Save Money While Travelling pt. 1
With my big trip being just a couple of weeks away, I have been doing lots of research on how to save money while travelling. I have come across so many great tips, so I will have to split them up in a number of blog posts. Today, I will talk about: saving money on phone bills, avoiding paying too much for flights and saving money on food and water.
Avoiding unexpectedly large phone bills (well, unless you are on prepay). Did you know that if someone calls you while you are overseas, you will most probably get charged – even if you don’t pick up, AND even if the call goes to voicemail and the caller hangs up before actually recording a message for you? There are ways to prevent your phone from receiving calls – for example, if you’re a Vodafone customer on a mobile plan and you would rather not receive calls, you can divert them using your mobile’s “Divert All” menu feature. While Telecom doesn’t appear to have a similar option, they say on their website that you can always buy a SIM card from a place you are visiting and only pay the local rates. If you are with 2 Degrees, you can divert all calls to voicemail.

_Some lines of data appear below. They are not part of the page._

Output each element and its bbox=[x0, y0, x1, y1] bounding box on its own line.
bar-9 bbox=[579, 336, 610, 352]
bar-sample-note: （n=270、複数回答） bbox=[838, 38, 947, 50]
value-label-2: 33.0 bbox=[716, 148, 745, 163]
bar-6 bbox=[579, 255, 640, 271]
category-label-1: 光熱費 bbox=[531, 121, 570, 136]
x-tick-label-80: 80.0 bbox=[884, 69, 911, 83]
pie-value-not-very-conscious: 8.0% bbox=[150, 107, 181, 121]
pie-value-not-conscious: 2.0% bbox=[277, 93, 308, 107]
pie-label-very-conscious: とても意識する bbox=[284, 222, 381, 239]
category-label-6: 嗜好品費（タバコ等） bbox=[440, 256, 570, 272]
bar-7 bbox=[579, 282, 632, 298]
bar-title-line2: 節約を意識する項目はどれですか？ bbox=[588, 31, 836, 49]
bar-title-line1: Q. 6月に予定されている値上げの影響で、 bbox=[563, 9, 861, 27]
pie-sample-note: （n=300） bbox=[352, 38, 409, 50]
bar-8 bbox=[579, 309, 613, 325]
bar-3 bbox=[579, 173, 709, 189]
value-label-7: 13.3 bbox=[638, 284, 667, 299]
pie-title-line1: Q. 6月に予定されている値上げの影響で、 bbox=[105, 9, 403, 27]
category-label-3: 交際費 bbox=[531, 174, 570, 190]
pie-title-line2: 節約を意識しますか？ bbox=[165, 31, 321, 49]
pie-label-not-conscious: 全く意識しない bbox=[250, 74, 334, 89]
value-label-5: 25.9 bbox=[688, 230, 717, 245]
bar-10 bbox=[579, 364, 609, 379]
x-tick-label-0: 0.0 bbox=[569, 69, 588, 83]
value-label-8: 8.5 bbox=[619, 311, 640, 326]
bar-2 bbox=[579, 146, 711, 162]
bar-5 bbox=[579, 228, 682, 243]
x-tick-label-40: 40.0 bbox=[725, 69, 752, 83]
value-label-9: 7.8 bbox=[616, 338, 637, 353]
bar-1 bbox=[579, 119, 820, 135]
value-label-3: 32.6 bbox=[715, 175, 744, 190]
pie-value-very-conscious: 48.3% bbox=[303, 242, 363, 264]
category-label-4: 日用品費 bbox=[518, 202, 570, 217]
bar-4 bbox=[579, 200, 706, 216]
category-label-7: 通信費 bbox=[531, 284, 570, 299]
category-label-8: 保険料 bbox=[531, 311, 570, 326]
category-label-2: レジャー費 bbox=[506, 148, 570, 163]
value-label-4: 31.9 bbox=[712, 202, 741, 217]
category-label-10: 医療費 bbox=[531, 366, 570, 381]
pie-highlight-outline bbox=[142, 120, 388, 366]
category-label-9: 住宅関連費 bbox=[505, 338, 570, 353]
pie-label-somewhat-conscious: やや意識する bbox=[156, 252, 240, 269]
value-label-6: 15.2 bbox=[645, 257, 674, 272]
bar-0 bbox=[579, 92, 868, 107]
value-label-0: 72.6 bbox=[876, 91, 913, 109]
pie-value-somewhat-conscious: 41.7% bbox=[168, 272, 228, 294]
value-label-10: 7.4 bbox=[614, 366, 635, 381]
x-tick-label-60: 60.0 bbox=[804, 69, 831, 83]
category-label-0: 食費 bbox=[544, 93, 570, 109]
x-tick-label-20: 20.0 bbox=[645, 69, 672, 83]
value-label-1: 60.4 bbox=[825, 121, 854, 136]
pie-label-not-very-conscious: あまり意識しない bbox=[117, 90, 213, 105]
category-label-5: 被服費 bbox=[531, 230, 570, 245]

Remember that flight prices fluctuate on a daily basis: don’t go out and buy all flights on the same day, if it’s not urgent, of course. What I do is add an email alert on all routes I will need to get tickets for on Skyscanner (or any similar website) and monitor the prices for a few days – once the prices for a certain flight drops, I pay for it. And if you have ever wondered why the prices fluctuate so much, here is an interesting article that explains it all.
Restrict restaurant meals: according to Rick Steves, ten dollars can buy a nice picnic lunch for two people anywhere in Europe – compared to approximately 15 euros per person for lunch at a cafe. Not only that, but public parks and gardens can be a great source of free entertainment. Try bakeries or food kiosks. Avoid having breakfast at the hotel – it’s rarely a good value, unless, of course, it’s included in the price of your stay.
Although bottled water is generally cheaper in Europe than it is in New Zealand (who wants to pay $4 for something you can get for free?!), you can still save dozens of dollars by asking for tap water to be served with your meal, or refilling your water bottle with fresh water running from fountains.